少し頬を染めたファジーさんは、早足でド派手なピンクのネオンが点いた店に入った。


補給に寄るついでにここで落ち合えるよう、船長がリカーにカモメ便を飛ばしてくれたのかな?


もしかしたらファジーさんが船長に掛け合ってくれたのかもしれない。


うん。
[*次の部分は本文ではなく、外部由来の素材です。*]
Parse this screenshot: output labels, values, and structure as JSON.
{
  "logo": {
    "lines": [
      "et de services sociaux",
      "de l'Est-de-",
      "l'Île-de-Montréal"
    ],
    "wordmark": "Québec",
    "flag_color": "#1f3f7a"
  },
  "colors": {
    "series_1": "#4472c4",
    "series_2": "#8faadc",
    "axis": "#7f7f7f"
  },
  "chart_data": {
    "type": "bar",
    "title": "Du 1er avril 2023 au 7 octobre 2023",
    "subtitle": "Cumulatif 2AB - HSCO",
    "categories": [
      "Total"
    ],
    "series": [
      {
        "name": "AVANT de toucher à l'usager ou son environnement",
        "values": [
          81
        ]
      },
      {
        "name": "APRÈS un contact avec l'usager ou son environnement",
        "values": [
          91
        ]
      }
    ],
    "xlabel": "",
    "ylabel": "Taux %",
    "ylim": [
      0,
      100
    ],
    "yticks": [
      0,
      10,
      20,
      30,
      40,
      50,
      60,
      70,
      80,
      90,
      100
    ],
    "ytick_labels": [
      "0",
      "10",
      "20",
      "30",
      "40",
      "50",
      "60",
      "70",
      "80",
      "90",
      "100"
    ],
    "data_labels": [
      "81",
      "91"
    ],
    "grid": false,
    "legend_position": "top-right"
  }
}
頬っぺた赤くしてたってことは、きっとファジーさんだ。


「よぉ、ねーちゃん!」


ニヤニヤと空想に浸っていたから、腕を掴まれるまで気付かなかった。


「オイ!無視してんじゃねーよ!」


「痛っ!なんですか?」


ガラの悪そうな男達。


「オレらと一緒に飲もうぜ?」


あー。めんどくさ。


「いいですよ!どこ行きます?ってか歩きづらいんで、手ぇ離して下さい」


「ん?やけに物分かりのいいねーちゃだなぁ」


ニタニタとしたり顔で覗き込む男。


「おっ、上玉じゃん!ラッキー」


私はアンラッキー。


「こっちこっち」


男二人に挟まれて、小汚ない裏道に連れ込まれそうになる。


けど、ダッシュして反対の道に走って逃げる。


「おいこら、待ちやがれ!!」


待ちません!


「クソー、あの女、コケにしやがって!!」


ド派手なピンクネオンの店に駆け込む。


「はぁっ、はぁ・・・」


「おや、贔屓?どうしたんだい?」


丁度会計を終えたらしいファジーさんと会えた。


「や、変な人に、絡まれちゃって、逃げてきました」


ここがランジェリーショップで助かった。


「あんたはどこに行っても変なのに捕まるねぇ」


呆れながらも男達の特徴を問いながら窓の外に目をやるファジーさんは、もう少しここに居よう、と頭を撫でてくれた。


「ありがとうございます」


暫く時間を潰して酒場に行くと、まだ誰も来てなかった。


「食事の前に、軽くやりながら待つとするかねぇ」


ジントニックを注文するファジーさんに倣って、私もキールを注文する。


逃げる時に走ったせいで思いの外喉が渇いていたらしい。


もう一杯だけ注文しようとカウンターを見ると、バーテンダーがグラスを二つ持って、こちらに来た。


「あちらのお客様からです」


カウンターの奥まったところに控えめに座る、綺麗な格好をした男性がこちらをみて、軽くグラスを持ち上げた。


「いい男だねぇ!あたいに惚れちまったんだよ、きっと!!」


相変わらずな物言いにちょっと笑って、グラスを持ち上げて頂きますとお酒をくれた男の人に合図をした。